Your Pinterest board, with a caveat. Courtney appreciates when brides come in with visual references. It helps her identify patterns in what they are drawn to. However, she is candid that a significant portion of floral inspiration online is AI-generated or heavily edited, showing flowers in colors, shapes, or arrangements that simply do not exist in nature. Her job becomes translating what you are drawn to into something that can actually be created with real flowers.

If a photo shows a color or variety that cannot be sourced, she pulls up her own reference library of real flowers in real colors to help bridge the gap.

On Bouquet Style and Size

Courtney does not do small bouquets. Not because she refuses, but because the wildflower and organic styles that are popular right now require a certain stem count and variety to actually achieve the look.

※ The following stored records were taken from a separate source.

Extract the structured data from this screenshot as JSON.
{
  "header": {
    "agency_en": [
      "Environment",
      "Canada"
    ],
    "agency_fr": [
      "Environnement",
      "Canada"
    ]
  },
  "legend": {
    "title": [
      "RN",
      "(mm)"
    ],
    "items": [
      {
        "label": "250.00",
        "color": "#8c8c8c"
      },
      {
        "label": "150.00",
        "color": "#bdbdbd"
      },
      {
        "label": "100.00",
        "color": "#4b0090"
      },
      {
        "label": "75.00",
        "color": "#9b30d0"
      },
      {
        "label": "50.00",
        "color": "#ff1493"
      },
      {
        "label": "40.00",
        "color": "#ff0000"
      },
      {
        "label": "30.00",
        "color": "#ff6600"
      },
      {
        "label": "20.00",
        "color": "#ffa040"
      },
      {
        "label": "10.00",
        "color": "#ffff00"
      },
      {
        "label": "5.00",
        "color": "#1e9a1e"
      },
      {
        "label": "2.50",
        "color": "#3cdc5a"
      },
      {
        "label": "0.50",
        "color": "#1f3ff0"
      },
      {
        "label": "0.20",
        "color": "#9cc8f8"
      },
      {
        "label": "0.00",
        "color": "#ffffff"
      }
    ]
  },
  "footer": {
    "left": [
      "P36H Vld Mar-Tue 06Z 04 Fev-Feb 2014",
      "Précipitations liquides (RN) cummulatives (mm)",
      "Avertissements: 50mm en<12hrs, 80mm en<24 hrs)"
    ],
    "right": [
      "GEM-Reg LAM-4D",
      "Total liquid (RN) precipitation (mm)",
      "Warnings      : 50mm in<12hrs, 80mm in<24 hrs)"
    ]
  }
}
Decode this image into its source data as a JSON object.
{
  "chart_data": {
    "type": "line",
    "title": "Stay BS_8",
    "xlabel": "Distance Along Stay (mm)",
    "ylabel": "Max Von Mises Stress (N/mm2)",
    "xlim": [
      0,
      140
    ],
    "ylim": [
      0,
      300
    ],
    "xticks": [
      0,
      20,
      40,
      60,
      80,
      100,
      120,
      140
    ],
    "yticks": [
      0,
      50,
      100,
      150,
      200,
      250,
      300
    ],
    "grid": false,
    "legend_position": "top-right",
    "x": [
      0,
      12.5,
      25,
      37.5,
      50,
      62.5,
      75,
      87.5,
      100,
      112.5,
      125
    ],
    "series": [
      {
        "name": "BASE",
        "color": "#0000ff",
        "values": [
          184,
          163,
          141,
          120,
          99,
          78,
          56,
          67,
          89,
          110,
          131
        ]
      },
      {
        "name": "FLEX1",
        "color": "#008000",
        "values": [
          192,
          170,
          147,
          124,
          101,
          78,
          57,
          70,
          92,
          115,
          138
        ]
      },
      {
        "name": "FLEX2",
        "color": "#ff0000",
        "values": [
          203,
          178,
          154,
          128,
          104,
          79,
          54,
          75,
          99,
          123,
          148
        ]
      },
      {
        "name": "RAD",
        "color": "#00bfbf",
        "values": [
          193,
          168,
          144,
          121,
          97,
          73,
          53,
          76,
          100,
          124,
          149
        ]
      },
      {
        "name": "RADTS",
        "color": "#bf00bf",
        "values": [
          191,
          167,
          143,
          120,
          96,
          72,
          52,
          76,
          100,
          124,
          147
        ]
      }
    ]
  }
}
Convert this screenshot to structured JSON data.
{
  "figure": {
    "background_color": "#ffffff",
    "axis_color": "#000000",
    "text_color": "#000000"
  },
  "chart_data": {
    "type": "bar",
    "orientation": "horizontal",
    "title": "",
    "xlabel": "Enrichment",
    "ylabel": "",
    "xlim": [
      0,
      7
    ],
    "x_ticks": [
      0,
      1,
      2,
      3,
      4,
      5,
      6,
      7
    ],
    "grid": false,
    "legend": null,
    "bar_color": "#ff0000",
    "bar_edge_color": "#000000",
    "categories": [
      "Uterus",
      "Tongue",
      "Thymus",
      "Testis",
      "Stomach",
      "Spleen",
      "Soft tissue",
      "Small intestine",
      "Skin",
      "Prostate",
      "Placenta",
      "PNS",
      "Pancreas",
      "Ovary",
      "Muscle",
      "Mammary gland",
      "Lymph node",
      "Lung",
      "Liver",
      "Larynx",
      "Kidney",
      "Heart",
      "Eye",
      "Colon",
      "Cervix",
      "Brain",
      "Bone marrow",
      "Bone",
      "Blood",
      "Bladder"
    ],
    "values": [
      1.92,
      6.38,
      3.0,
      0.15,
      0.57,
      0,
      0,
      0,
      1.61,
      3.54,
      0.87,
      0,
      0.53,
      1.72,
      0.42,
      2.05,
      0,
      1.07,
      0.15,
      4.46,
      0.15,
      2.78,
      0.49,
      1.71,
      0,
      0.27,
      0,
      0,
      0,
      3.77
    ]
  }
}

Fewer stems just gives you something that looks unfinished, not something that looks casually natural.

She also brings up a practical design rule that applies whether you are hiring a florist or doing flowers yourself: always work with odd numbers. One stem, three stems, five stems. Even numbers create visual tension and symmetry that reads as stiff. Odd numbers feel natural and balanced.

On the topic of specific flowers, she discourages lilies in bouquets for a few reasons. The petals crease when bumped. The blooms are large and can overwhelm the arrangement. They are difficult to wire securely. And she will always offer alternatives that give you the feeling you are going for without the practical drawbacks.

The same applies to sunflowers. The heads are heavy and tend to droop once cut, which means a bouquet of sunflowers often looks nothing like the inspiration photo. They work beautifully in table arrangements where the angle is different.

Working with Your Florist, Not Against Them

Courtney is clear that her primary job is education. Couples are not expected to know flower varieties, seasonal availability, or the technical reasons why certain designs work and others do not. That is what she is there for.

“I love your vision. It just doesn’t have to be for me, it’s for you. But I’m going to tell you the whys behind it.”

She will never simply say no to an idea. She will explain the reasoning, propose an alternative, and find a way to honor the spirit of what you are envisioning within the constraints of what is actually possible. That is the difference between a florist who has been doing this for 20 years and someone pulling together arrangements for the first time.

Trust the process. Come in with ideas. Listen when they push back. The result will almost always be better than what you originally pictured.